2021 Management Incentive Plan

On June 1, 2021, the Company’s Board of Directors (the “Board”) and the Compensation Committee of the Board (the “Compensation Committee”) approved and adopted the Company’s Incentive Plan), which provides for the grant of share-based and cash-based awards and, in connection therewith, the issuance from time to time of up to 1,999,869 shares of the Company’s Class B common stock, par value $0.01 per share. The accounting and related disclosures will be incorporated into the Company’ Form 10-Q for the period ending June 30, 2021.

Restricted Stock Grants

On June 1, 2021, the Board and the Compensation Committee approved the forms of restricted stock award agreements for (i) employee participants (the “Employee Restricted Stock Award Agreement”) and (ii) non-employee directors (the “Director Restricted Stock Award Agreement”).

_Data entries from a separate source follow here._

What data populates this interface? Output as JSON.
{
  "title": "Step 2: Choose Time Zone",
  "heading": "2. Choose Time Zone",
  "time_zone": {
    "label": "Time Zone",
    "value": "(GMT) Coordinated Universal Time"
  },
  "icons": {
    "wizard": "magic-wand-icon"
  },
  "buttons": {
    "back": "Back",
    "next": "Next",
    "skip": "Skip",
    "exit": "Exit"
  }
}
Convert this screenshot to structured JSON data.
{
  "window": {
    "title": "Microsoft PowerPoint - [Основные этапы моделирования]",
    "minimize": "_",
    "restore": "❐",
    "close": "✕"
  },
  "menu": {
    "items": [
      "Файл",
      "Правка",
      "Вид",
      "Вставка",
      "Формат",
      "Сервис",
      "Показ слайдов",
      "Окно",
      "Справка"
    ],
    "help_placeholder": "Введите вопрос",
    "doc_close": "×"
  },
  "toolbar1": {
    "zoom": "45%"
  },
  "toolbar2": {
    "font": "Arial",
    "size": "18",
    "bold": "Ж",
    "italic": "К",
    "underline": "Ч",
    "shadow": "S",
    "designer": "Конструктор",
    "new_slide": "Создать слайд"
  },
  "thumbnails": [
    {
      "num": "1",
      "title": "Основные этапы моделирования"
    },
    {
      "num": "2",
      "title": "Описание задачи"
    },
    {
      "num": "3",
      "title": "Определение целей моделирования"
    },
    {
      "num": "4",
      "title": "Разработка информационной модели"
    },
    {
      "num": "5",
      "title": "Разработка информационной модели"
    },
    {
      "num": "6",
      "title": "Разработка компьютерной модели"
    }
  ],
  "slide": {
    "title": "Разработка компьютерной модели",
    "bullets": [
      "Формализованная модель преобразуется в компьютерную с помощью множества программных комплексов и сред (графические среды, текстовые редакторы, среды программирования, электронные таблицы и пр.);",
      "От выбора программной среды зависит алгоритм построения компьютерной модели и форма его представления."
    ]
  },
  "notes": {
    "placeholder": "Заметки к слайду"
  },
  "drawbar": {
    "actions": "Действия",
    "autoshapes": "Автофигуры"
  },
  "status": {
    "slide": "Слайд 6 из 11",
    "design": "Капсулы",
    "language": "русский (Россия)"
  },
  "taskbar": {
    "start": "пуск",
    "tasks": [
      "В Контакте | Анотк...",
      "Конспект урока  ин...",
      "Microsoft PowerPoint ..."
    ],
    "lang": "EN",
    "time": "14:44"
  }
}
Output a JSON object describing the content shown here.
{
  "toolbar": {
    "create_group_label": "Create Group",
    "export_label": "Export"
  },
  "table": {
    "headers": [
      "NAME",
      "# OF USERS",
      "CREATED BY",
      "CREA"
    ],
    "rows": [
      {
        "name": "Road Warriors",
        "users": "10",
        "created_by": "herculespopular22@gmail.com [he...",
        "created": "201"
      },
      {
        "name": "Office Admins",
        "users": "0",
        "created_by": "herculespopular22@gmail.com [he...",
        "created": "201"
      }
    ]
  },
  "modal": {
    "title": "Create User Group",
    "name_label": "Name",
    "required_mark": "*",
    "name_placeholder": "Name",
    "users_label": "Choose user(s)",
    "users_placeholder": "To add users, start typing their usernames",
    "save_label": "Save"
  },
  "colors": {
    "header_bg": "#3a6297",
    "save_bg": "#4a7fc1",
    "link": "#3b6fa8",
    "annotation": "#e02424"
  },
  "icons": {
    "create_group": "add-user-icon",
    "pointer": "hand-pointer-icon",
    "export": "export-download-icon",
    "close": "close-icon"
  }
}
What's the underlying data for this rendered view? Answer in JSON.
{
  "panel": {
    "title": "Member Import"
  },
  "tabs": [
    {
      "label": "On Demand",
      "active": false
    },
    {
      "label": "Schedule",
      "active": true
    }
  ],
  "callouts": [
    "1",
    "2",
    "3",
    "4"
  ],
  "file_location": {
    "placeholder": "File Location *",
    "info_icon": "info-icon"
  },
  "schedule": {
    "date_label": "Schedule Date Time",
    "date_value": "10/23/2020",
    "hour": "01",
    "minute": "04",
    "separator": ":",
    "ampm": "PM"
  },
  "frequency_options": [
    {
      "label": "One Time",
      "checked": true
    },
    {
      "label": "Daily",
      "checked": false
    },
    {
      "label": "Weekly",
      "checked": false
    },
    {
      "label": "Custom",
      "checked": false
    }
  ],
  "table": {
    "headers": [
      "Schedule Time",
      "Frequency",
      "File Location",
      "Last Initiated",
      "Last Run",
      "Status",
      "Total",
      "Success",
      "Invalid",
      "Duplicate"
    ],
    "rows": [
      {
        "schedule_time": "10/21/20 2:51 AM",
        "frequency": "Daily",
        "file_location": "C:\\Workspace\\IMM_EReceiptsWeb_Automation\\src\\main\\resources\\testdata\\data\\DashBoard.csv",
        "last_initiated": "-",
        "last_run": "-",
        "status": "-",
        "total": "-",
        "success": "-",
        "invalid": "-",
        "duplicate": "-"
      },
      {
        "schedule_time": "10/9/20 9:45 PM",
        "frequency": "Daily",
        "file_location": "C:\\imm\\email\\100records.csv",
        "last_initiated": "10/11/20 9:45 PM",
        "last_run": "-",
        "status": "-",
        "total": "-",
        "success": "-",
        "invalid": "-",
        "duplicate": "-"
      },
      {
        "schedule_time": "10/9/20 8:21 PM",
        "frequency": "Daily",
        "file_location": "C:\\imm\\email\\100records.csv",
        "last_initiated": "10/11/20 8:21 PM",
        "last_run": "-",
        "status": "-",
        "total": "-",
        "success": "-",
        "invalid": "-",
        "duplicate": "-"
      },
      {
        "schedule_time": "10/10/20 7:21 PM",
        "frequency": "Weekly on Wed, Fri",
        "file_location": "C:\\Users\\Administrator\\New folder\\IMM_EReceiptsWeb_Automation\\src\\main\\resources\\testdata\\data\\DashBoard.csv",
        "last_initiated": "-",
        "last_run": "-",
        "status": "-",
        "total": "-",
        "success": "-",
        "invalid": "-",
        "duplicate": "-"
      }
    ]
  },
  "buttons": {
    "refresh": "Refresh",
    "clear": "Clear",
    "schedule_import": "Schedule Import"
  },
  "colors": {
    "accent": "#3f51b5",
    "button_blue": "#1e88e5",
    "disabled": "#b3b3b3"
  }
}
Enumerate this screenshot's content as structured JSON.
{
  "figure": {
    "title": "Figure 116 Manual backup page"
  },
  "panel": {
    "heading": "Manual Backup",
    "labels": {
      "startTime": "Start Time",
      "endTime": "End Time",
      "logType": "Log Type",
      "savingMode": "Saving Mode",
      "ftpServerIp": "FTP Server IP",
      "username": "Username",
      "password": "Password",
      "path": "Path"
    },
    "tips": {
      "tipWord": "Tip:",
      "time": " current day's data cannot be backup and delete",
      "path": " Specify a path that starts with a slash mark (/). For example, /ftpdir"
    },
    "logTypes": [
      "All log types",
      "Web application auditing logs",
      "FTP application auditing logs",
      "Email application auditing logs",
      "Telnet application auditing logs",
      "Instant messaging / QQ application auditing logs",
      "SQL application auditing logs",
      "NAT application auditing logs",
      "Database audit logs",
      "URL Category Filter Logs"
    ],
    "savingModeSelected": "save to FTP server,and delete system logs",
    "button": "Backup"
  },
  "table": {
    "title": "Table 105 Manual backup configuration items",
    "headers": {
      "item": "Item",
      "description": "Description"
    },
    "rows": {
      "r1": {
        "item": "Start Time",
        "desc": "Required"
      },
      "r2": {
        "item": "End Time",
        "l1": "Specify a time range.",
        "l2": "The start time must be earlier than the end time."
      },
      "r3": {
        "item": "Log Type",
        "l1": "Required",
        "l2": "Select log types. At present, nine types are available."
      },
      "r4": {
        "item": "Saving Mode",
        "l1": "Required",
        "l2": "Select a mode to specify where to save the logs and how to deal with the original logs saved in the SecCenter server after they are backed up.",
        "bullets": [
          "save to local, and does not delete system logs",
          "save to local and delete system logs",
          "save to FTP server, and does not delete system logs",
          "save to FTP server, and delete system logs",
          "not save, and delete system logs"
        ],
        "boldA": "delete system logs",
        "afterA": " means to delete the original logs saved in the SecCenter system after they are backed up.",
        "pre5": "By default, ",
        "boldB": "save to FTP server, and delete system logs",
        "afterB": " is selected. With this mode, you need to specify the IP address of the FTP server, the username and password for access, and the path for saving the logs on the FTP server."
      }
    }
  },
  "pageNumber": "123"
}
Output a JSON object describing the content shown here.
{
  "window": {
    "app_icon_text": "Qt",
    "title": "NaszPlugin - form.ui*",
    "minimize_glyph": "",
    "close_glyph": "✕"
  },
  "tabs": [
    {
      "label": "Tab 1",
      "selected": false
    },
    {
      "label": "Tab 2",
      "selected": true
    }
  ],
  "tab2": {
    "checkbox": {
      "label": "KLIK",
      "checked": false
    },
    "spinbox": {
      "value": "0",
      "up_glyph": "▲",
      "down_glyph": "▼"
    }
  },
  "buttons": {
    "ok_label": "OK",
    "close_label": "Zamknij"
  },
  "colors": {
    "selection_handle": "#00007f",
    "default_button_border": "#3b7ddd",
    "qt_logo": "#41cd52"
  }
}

On June 1, 2021, the Board and the Compensation Committee approved, pursuant to the applicable Employee Restricted Stock Award Agreements and Director Restricted Stock Award Agreements, the issuance (without giving effect to tax withholding) of 113,840 restricted shares of Class B common stock under the Incentive Plan to certain of the Company’s non-employee directors and officers, including 33,519 and 12,649 shares to Michael Y. McGovern, the Company’s Executive Chairman of the Board, and James W. Spexarth, the Company’s Executive Vice President, Chief Financial Officer and Treasurer, respectively (the “Restricted Stock Grants”). The Restricted Stock Grants will vest over a period of three years, subject to earlier vesting and forfeiture on terms and conditions set forth in the applicable award agreement. The issuance of the restricted Class B common stock pursuant to the applicable Employee Restricted

Stock Award Agreements and Director Restricted Stock Award Agreements under the Incentive Plan is exempt from registration under the Securities Act pursuant to Section 4(a)(2) of the Securities Act and/or Regulation D promulgated thereunder.

Divestiture

On July 9, 2021, the Company entered into a Securities Purchase and Sale Agreement (the “Purchase Agreement”) with SES Holdings, LLC (the “Parent”), Select Energy Services, Inc. (the “Buyer”) (solely to the extent stated therein), and Complete Energy Services, Inc. (“Complete”). Pursuant to the Purchase Agreement, the Buyer acquired certain of the Company’s onshore oilfield services operations in the United States through the acquisition of 100% of the equity interests of Complete, for a purchase price of approximately $14.0 million in cash and the issuance of 3.6 million shares of Class A common stock, $0.01 par value, of the Parent, subject to customary post-closing adjustments. The Purchase Agreement also contains certain registration rights of the Company which requires the Parent to file a registration statement with the SEC for the resale of the Class A common stock issued to the Company. The Purchase Agreement contains customary representations, warranties and covenants. The loss on sale was $16.7 million in the Successor Period.

Transformation Project

In connection with the Company’s previously announced transformation project, subsequent to March 31, 2021, we have disposed of certain assets with a net book value of approximately $51 million. Proceeds from the sales of these assets have totaled approximately $57 million through September 28, 2021.